TOTEM: TOkenized Time Series EMbeddings for General Time Series Analysis

Sabera Talukder,Yisong Yue,Georgia Gkioxari
2024-02-26
Abstract:The field of general time series analysis has recently begun to explore unified modeling, where a common architectural backbone can be retrained on a specific task for a specific dataset. In this work, we approach unification from a complementary vantage point: unification across tasks and domains. To this end, we explore the impact of discrete, learnt, time series data representations that enable generalist, cross-domain training. Our method, TOTEM, or TOkenized Time Series EMbeddings, proposes a simple tokenizer architecture that embeds time series data from varying domains using a discrete vectorized representation learned in a self-supervised manner. TOTEM works across multiple tasks and domains with minimal to no tuning. We study the efficacy of TOTEM with an extensive evaluation on 17 real world time series datasets across 3 tasks. We evaluate both the specialist (i.e., training a model on each domain) and generalist (i.e., training a single model on many domains) settings, and show that TOTEM matches or outperforms previous best methods on several popular benchmarks. The code can be found at:
Machine Learning
What problem does this paper attempt to address?

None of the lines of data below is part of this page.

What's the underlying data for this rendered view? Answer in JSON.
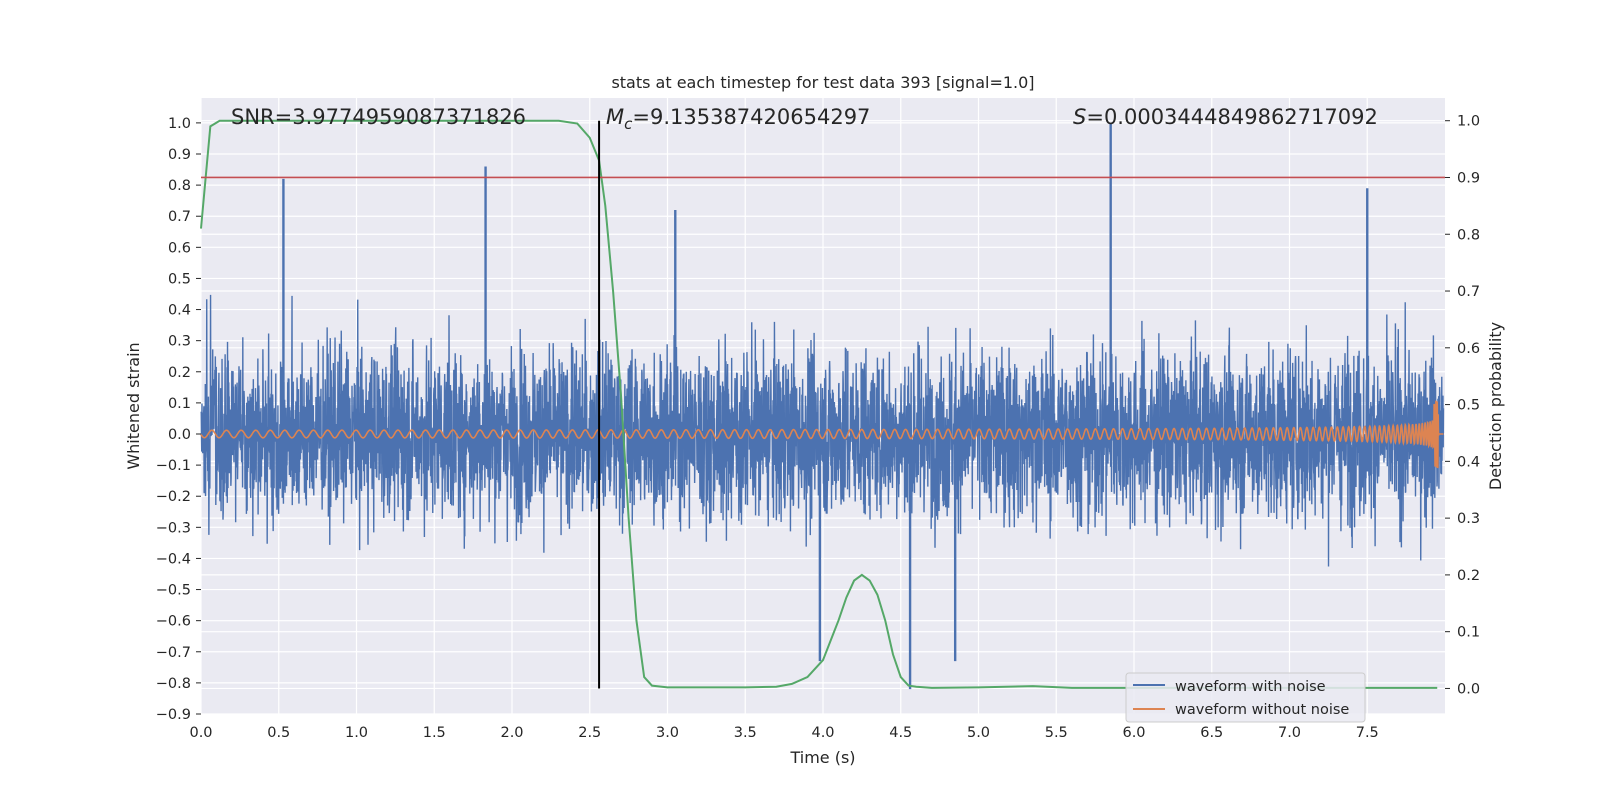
{
  "colors": {
    "background": "#eaeaf2",
    "grid": "#ffffff",
    "noisy": "#4c72b0",
    "clean": "#dd8452",
    "probability": "#55a868",
    "threshold": "#c44e52",
    "marker": "#000000"
  },
  "chart_data": {
    "type": "line",
    "title": "stats at each timestep for test data 393 [signal=1.0]",
    "xlabel": "Time (s)",
    "ylabel": "Whitened strain",
    "y2label": "Detection probability",
    "xlim": [
      0.0,
      8.0
    ],
    "ylim": [
      -0.9,
      1.08
    ],
    "y2lim": [
      -0.045,
      1.04
    ],
    "xticks": [
      "0.0",
      "0.5",
      "1.0",
      "1.5",
      "2.0",
      "2.5",
      "3.0",
      "3.5",
      "4.0",
      "4.5",
      "5.0",
      "5.5",
      "6.0",
      "6.5",
      "7.0",
      "7.5"
    ],
    "yticks": [
      "1.0",
      "0.9",
      "0.8",
      "0.7",
      "0.6",
      "0.5",
      "0.4",
      "0.3",
      "0.2",
      "0.1",
      "0.0",
      "−0.1",
      "−0.2",
      "−0.3",
      "−0.4",
      "−0.5",
      "−0.6",
      "−0.7",
      "−0.8",
      "−0.9"
    ],
    "y2ticks": [
      "1.0",
      "0.9",
      "0.8",
      "0.7",
      "0.6",
      "0.5",
      "0.4",
      "0.3",
      "0.2",
      "0.1",
      "0.0"
    ],
    "annotations": {
      "snr_text": "SNR=3.9774959087371826",
      "mc_symbol": "M",
      "mc_sub": "c",
      "mc_value": "=9.135387420654297",
      "s_symbol": "S",
      "s_value": "=0.0003444849862717092"
    },
    "threshold_probability": 0.9,
    "marker_time": 2.56,
    "series": [
      {
        "name": "waveform with noise",
        "axis": "left",
        "description": "whitened noisy strain, amplitude mostly within ±0.5, occasional spikes",
        "peak_spikes": [
          {
            "t": 0.53,
            "v": 0.82
          },
          {
            "t": 1.83,
            "v": 0.86
          },
          {
            "t": 3.05,
            "v": 0.72
          },
          {
            "t": 4.56,
            "v": -0.82
          },
          {
            "t": 5.85,
            "v": 1.0
          },
          {
            "t": 3.98,
            "v": -0.73
          },
          {
            "t": 4.85,
            "v": -0.73
          },
          {
            "t": 7.5,
            "v": 0.79
          }
        ]
      },
      {
        "name": "waveform without noise",
        "axis": "left",
        "description": "chirp signal, amplitude growing from ~0.01 to ~0.11 near t=7.95 s"
      },
      {
        "name": "detection probability",
        "axis": "right",
        "t": [
          0.0,
          0.06,
          0.12,
          0.3,
          1.0,
          2.0,
          2.3,
          2.42,
          2.5,
          2.56,
          2.6,
          2.65,
          2.7,
          2.75,
          2.8,
          2.85,
          2.9,
          3.0,
          3.5,
          3.7,
          3.8,
          3.9,
          4.0,
          4.1,
          4.15,
          4.2,
          4.25,
          4.3,
          4.35,
          4.4,
          4.45,
          4.5,
          4.55,
          4.6,
          4.7,
          5.0,
          5.35,
          5.6,
          6.0,
          7.0,
          7.95
        ],
        "p": [
          0.81,
          0.99,
          1.0,
          1.0,
          1.0,
          1.0,
          1.0,
          0.995,
          0.97,
          0.93,
          0.85,
          0.7,
          0.52,
          0.3,
          0.12,
          0.02,
          0.005,
          0.002,
          0.002,
          0.003,
          0.008,
          0.02,
          0.05,
          0.12,
          0.16,
          0.19,
          0.2,
          0.19,
          0.165,
          0.12,
          0.06,
          0.02,
          0.005,
          0.003,
          0.001,
          0.002,
          0.004,
          0.001,
          0.001,
          0.001,
          0.001
        ]
      }
    ],
    "legend": {
      "placement": "bottom-right",
      "entries": [
        "waveform with noise",
        "waveform without noise"
      ]
    }
  }
}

The main goal of this paper is to propose a universal time series analysis method that can work across different tasks and data domains without the need for specialized tuning or training for each specific dataset. Specifically, the paper introduces a method called TOTEM (TOkenized Time Series EMbeddings), which is a vector quantized autoencoder (VQ-VAE) based architecture for generating discrete time series embedding representations. ### Main Contributions: 1. **TOTEM Architecture**: A simple yet powerful time series tokenization architecture is proposed, which performs well across different tasks and data domains with minimal adjustment required. 2. **Performance**: Despite its simplicity, TOTEM performs comparably or even better than existing state-of-the-art methods on multiple popular benchmark datasets. 3. **Zero-shot Generalization**: Through extensive experimental evaluation, TOTEM not only excels in in-domain testing but also surpasses leading existing methods in zero-shot testing under a universal setting (i.e., training a single model across multiple data domains). ### Technical Details: - **Data Engineering**: TOTEM avoids complex data preprocessing steps and operates directly on time steps, making it suitable for time series data with different sampling rates. - **VQ-VAE Architecture**: TOTEM employs a special VQ-VAE architecture that creates non-overlapping time series tokens, and this architecture is applicable to time series of different lengths, sensor counts, and task types. - **Downstream Tasks**: TOTEM can be applied to various time series analysis tasks, including imputation, anomaly detection, and forecasting. For forecasting tasks, additional modeling components such as Transformer encoders are required. ### Experimental Results: - In the imputation task, TOTEM as a specialized training model had the highest average number of wins (52.1%) and also significantly outperformed other models in a universal training setting. - In the anomaly detection task, TOTEM also performed well, having the highest average number of wins (33.3%) in a specialized training setting and significantly outperforming competitors in both in-domain and zero-shot tests under a universal setting. In summary, TOTEM aims to provide a unified framework that can effectively handle various time series analysis tasks and generalize across different data domains.